This essay will analyze Nathaniel Hawthorne’s “The Minister’s Black Veil” to determine the central conflict in the tale, its climax and partial resolution, using the essays of literary critics to help in this interpretation.
In the opinion of this reader, the central conflicts – the relation between the protagonist and antagonist (Abrams 225) – in the tale are an internal one, a spiritual-moral conflict within the minister, the Reverend Mr. Hooper, and an external one with the world at large represented by the congregation. Wilson Sullivan in “Nathaniel Hawthorne” tells where the author got the idea of a conflict between good and evil:
He looked back, deeply back into America’s Puritan past, the era of the New England theocracy, when the conflict of good and evil, freedom and tyranny, love and hatred was more explicit, more rigidly defined, free of the ambiguities of an increasingly pluralistic society, governed by a shared morality (70).
At the outset of the tale, “The Minister’s Black Veil,” the sexton is tolling the church bell and simultaneously watching Mr. Hooper’s door, when suddenly he says, “But what has good Parson Hooper got upon his face?” The surprise which the sexton displayed is repeated in the astonishment of the onlookers: “With one accord they started, expressing more wonder. . .” The reason is this: “Swathed about his forehead, and hanging down over his face, so low as to be shaken by his breath” is a black veil. The 30 year old, unmarried parson receives a variety of reactions from his congregation:
“I can’t really feel as if good Mr. Hooper’s face was behind that piece of crape”
“He has changed himself into something awful, only by hiding his face”
“Our parson has gone mad!”
Few could refrain from twisting their heads towards the door. . . .

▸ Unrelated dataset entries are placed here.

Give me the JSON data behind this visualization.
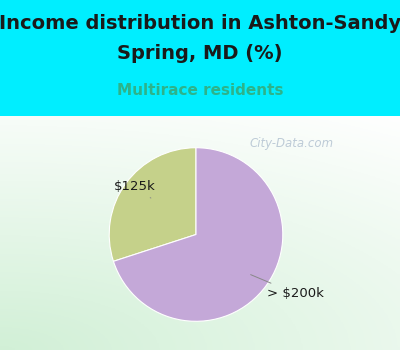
{
  "title_line1": "Income distribution in Ashton-Sandy",
  "title_line2": "Spring, MD (%)",
  "subtitle": "Multirace residents",
  "title_color": "#1a1a1a",
  "subtitle_color": "#2db38a",
  "bg_color": "#00eeff",
  "chart_bg_left": "#c8e8cc",
  "chart_bg_right": "#f0faf8",
  "slices": [
    {
      "label": "$125k",
      "value": 30,
      "color": "#c5d18a"
    },
    {
      "label": "> $200k",
      "value": 70,
      "color": "#c4a8d8"
    }
  ],
  "watermark": "City-Data.com",
  "figsize": [
    4.0,
    3.5
  ],
  "dpi": 100,
  "title_fontsize": 14,
  "subtitle_fontsize": 11
}
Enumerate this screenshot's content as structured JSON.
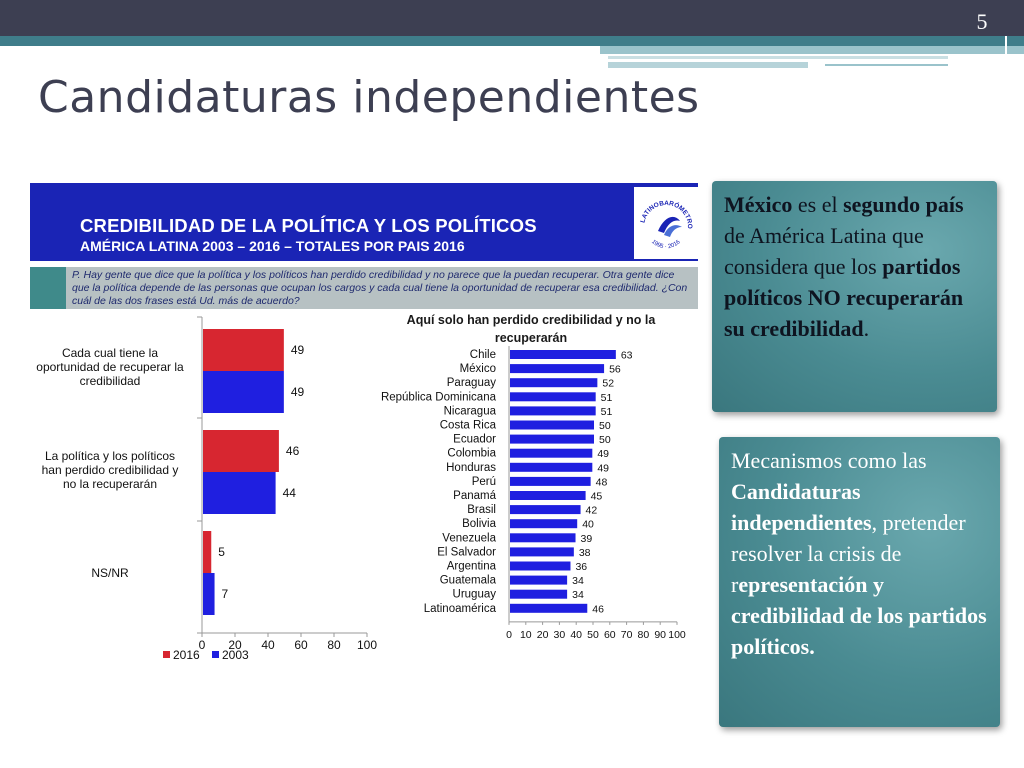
{
  "slide": {
    "number": "5",
    "title": "Candidaturas independientes"
  },
  "figure": {
    "title": "CREDIBILIDAD DE LA POLÍTICA Y LOS POLÍTICOS",
    "subtitle": "AMÉRICA LATINA 2003 – 2016 – TOTALES POR PAIS 2016",
    "logo_text": "LATINOBARÓMETRO · 1995 - 2016",
    "question": "P. Hay gente que dice que la política y los políticos han perdido credibilidad y no parece que la puedan recuperar. Otra gente dice que la política depende de las personas que ocupan los cargos y cada cual tiene la oportunidad de recuperar esa credibilidad. ¿Con cuál de las dos frases está Ud. más de acuerdo?"
  },
  "colors": {
    "header_blue": "#1a24b5",
    "series_2016": "#d72630",
    "series_2003": "#1f1fe0",
    "card_teal": "#4a8b92"
  },
  "chart_data": [
    {
      "type": "bar",
      "orientation": "horizontal",
      "categories": [
        "Cada cual tiene la oportunidad de recuperar la credibilidad",
        "La política y los políticos han perdido credibilidad y no la recuperarán",
        "NS/NR"
      ],
      "series": [
        {
          "name": "2016",
          "values": [
            49,
            46,
            5
          ]
        },
        {
          "name": "2003",
          "values": [
            49,
            44,
            7
          ]
        }
      ],
      "xlim": [
        0,
        100
      ],
      "xticks": [
        "0",
        "20",
        "40",
        "60",
        "80",
        "100"
      ],
      "legend_position": "bottom-left"
    },
    {
      "type": "bar",
      "orientation": "horizontal",
      "title": "Aquí solo han perdido credibilidad y no la recuperarán",
      "categories": [
        "Chile",
        "México",
        "Paraguay",
        "República Dominicana",
        "Nicaragua",
        "Costa Rica",
        "Ecuador",
        "Colombia",
        "Honduras",
        "Perú",
        "Panamá",
        "Brasil",
        "Bolivia",
        "Venezuela",
        "El Salvador",
        "Argentina",
        "Guatemala",
        "Uruguay",
        "Latinoamérica"
      ],
      "values": [
        63,
        56,
        52,
        51,
        51,
        50,
        50,
        49,
        49,
        48,
        45,
        42,
        40,
        39,
        38,
        36,
        34,
        34,
        46
      ],
      "xlim": [
        0,
        100
      ],
      "xticks": [
        "0",
        "10",
        "20",
        "30",
        "40",
        "50",
        "60",
        "70",
        "80",
        "90",
        "100"
      ]
    }
  ],
  "cards": {
    "card1": {
      "p1": "México",
      "p2": " es el ",
      "p3": "segundo país",
      "p4": " de América Latina que considera que los ",
      "p5": "partidos políticos NO recuperarán su credibilidad",
      "p6": "."
    },
    "card2": {
      "p1": "Mecanismos como las ",
      "p2": "Candidaturas independientes",
      "p3": ", pretender resolver la crisis de r",
      "p4": "epresentación y credibilidad de los partidos políticos."
    }
  }
}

. . . more than one woman of delicate nerves was forced to leave the
At this point begins the external conflict of the drama – between the minister and the people of his congregation, which will last until his death. Except for the sable veil, Reverend Hooper is quite a compatible and sociable personality:
Mr. Hooper had the reputation of a good preacher, but not an energetic one: he strove to win his people heavenward by mild, persuasive influences, rather than to drive them thither by the thunders of the Word.